When you want to switch from a physical graphics card to a virtual machine using GPU passthrough, it's important that your computer doesn't initialize the graphics card that you want to pass to the virtual machine.
Most Intel processors integrate a graphics part called Intel HD Graphics.
In this case, just add a graphics card in your computer and configure the BIOS of your motherboard to use the internal graphics card (or in other words : the graphics part of your processor) as a priority.
Thus, the physical graphics card that you added is not initialized and can therefore be used by a virtual machine.
To do this, refer to our previous tutorial : Force the use of the internal graphics card (Onboard VGA).
At Intel, processors that don't have a graphics part (Intel HD Graphics) are :
Source : Intel® Boxed Desktop Processors with No Intel® Processor Graphics.
In our case, we have an Intel Core i9-10980XE processor which has 18 physical cores and can therefore provide 36 threads (36 logical cores) thanks to hyperthreading.
To use this processor, we needed a motherboard supporting this Intel processor family. Hence the use of an Asus WS X299 SAGE/10G motherboard.
In short, this means that in our case, our processor doesn't have a graphics part.
In our case, we want to switch our "MSI GeForce RTX 3070 VENTUS 3X OC" graphics card to a virtual machine thanks to the GPU passthrough.

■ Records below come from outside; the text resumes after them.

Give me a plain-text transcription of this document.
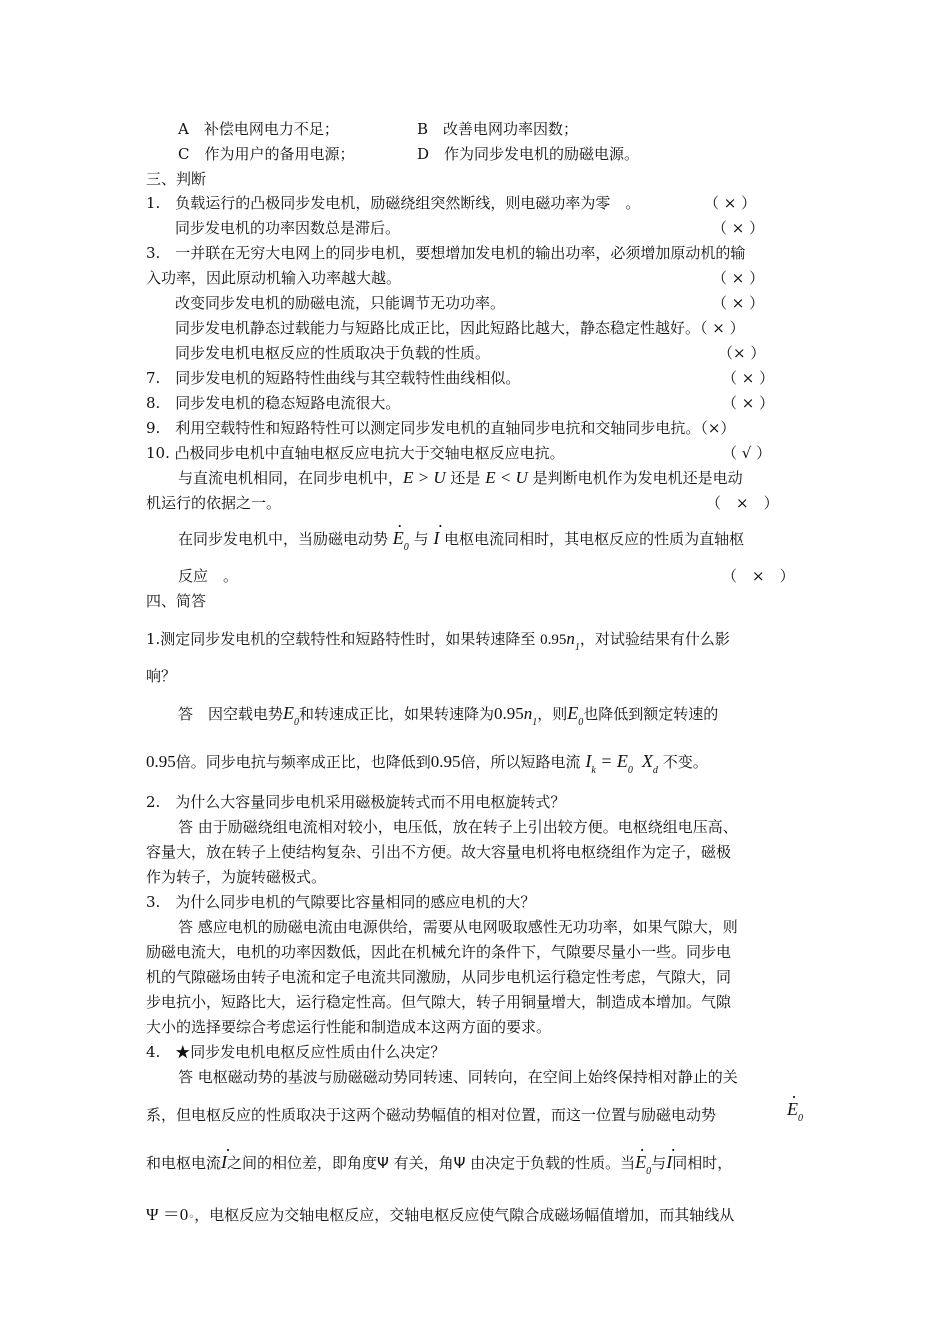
A　补偿电网电力不足；	B　改善电网功率因数；
C　作为用户的备用电源；	D　作为同步发电机的励磁电源。
三、判断
1.　负载运行的凸极同步发电机，励磁绕组突然断线，则电磁功率为零　。	（ × ）
同步发电机的功率因数总是滞后。	（ × ）
3.　一并联在无穷大电网上的同步电机，要想增加发电机的输出功率，必须增加原动机的输
入功率，因此原动机输入功率越大越。	（ × ）
改变同步发电机的励磁电流，只能调节无功功率。	（ × ）
同步发电机静态过载能力与短路比成正比，因此短路比越大，静态稳定性越好。（ × ）
同步发电机电枢反应的性质取决于负载的性质。	（× ）
7.　同步发电机的短路特性曲线与其空载特性曲线相似。	（ × ）
8.　同步发电机的稳态短路电流很大。	（ × ）
9.　利用空载特性和短路特性可以测定同步发电机的直轴同步电抗和交轴同步电抗。（×）
10. 凸极同步电机中直轴电枢反应电抗大于交轴电枢反应电抗。	（ √ ）
与直流电机相同，在同步电机中，E > U 还是 E < U 是判断电机作为发电机还是电动
机运行的依据之一。	（　×　）
在同步发电机中，当励磁电动势 · $E_0$ 与 · I 电枢电流同相时，其电枢反应的性质为直轴枢
反应　。	（　×　）
四、简答
1.测定同步发电机的空载特性和短路特性时，如果转速降至 $0.95n_1$，对试验结果有什么影
响？
答　因空载电势$E_0$和转速成正比，如果转速降为$0.95n_1$，则$E_0$也降低到额定转速的
0.95倍。同步电抗与频率成正比，也降低到0.95倍，所以短路电流 $I_k = E_0$  $X_d$ 不变。
2.　为什么大容量同步电机采用磁极旋转式而不用电枢旋转式？
答 由于励磁绕组电流相对较小，电压低，放在转子上引出较方便。电枢绕组电压高、
容量大，放在转子上使结构复杂、引出不方便。故大容量电机将电枢绕组作为定子，磁极
作为转子，为旋转磁极式。
3.　为什么同步电机的气隙要比容量相同的感应电机的大？
答 感应电机的励磁电流由电源供给，需要从电网吸取感性无功功率，如果气隙大，则
励磁电流大，电机的功率因数低，因此在机械允许的条件下，气隙要尽量小一些。同步电
机的气隙磁场由转子电流和定子电流共同激励，从同步电机运行稳定性考虑，气隙大，同
步电抗小，短路比大，运行稳定性高。但气隙大，转子用铜量增大，制造成本增加。气隙
大小的选择要综合考虑运行性能和制造成本这两方面的要求。
4.　★同步发电机电枢反应性质由什么决定？
答 电枢磁动势的基波与励磁磁动势同转速、同转向，在空间上始终保持相对静止的关
系，但电枢反应的性质取决于这两个磁动势幅值的相对位置，而这一位置与励磁电动势	· $E_0$
和电枢电流· I之间的相位差，即角度Ψ 有关，角Ψ 由决定于负载的性质。当· $E_0$与· I同相时，
Ψ ＝0◦，电枢反应为交轴电枢反应，交轴电枢反应使气隙合成磁场幅值增加，而其轴线从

However, since our processor doesn't have a graphics part (Intel HD Graphics), we can't use the graphics port (VGA, HDMI, ...) of our motherboard.
The only solution in this case is to buy an additional low-end graphics card. Indeed, the goal is simply to have a display to access the BIOS of your motherboard and the console of your server (whether it is VMware ESXi, Citrix XenServer or any other hypervisor supporting the GPU passthrough).
In our case, we bought the cheapest graphics card from a well-known brand that provided the connectivity supported by our screen.
In this case, it's the "MSI GeForce GT 710 1GD3H LP" graphics card in the image below.
When your processor doesn't have a graphics part and you plug several graphics cards into your computer, the graphics card that will be initialized by default will be the one connected to the 1st PCIe port (starting from the top).
As you can see, we have 2 graphics cards in our computer :
Note that in our case, the RTX 3070 graphics card is installed in vertical mode and the corresponding PCIe cable therefore connects it to the "PCIEX16_3" port as you can see in the image below.
For the BIOS of our motherboard, it's therefore like this graphics card was physically connected to the "PCIEX16_3" port of our motherboard.
Once the graphics cards are connected, connect your screen to the graphics card plugged into the 1st PCIe port.
In our case, our screen is therefore connected to our "MSI GeForce GT 710 1GD3H LP" graphics card connected to the "PCIEX16_1" PCIe port.
Start your computer and your motherboard logo appears on the screen.
Enter the BIOS of your motherboard by pressing the DEL key on your keyboard several times when starting your computer, then click on : Advanced Mode (F7).
To choose which graphics card should be initialized by default by your motherboard, you must go to the "Boot" tab and locate the "First Display Device" option.
As you can see, by default your motherboard will use the graphics card connected to the 1st PCIe port on your motherboard. Namely in our case: PCIEX16_1.
It's on this graphics card that you will have a display to access the BIOS of your motherboard and to access the console of your favorite hypervisor.
To have your motherboard use another graphics card by default, choose the name of the PCIe port to which it's connected.
This means that the graphics card selected here will be initialized by default.
This also means that the graphics card selected here can't be passed to a virtual machine.
In the BIOS of our Asus WS X299 SAGE/10G motherboard, we have the possibility to obtain information about the graphics cards plugged into our computer.
To do this, go to the "Tool" tab and choose the "Graphics Card Information" option.
Then, click on : GPU Post.
Here, the BIOS of your Asus motherboard tells you which ports your graphics cards are connected to.
By the way, note that Asus tells you at the bottom of the screen on which PCIe ports you should connect your graphics cards to get better performance with them when you connect more than one.
Once you have chosen the graphics card to initialize by default using the "First Display Device" option available in the "Boot" tab, don't forget to save the changes made.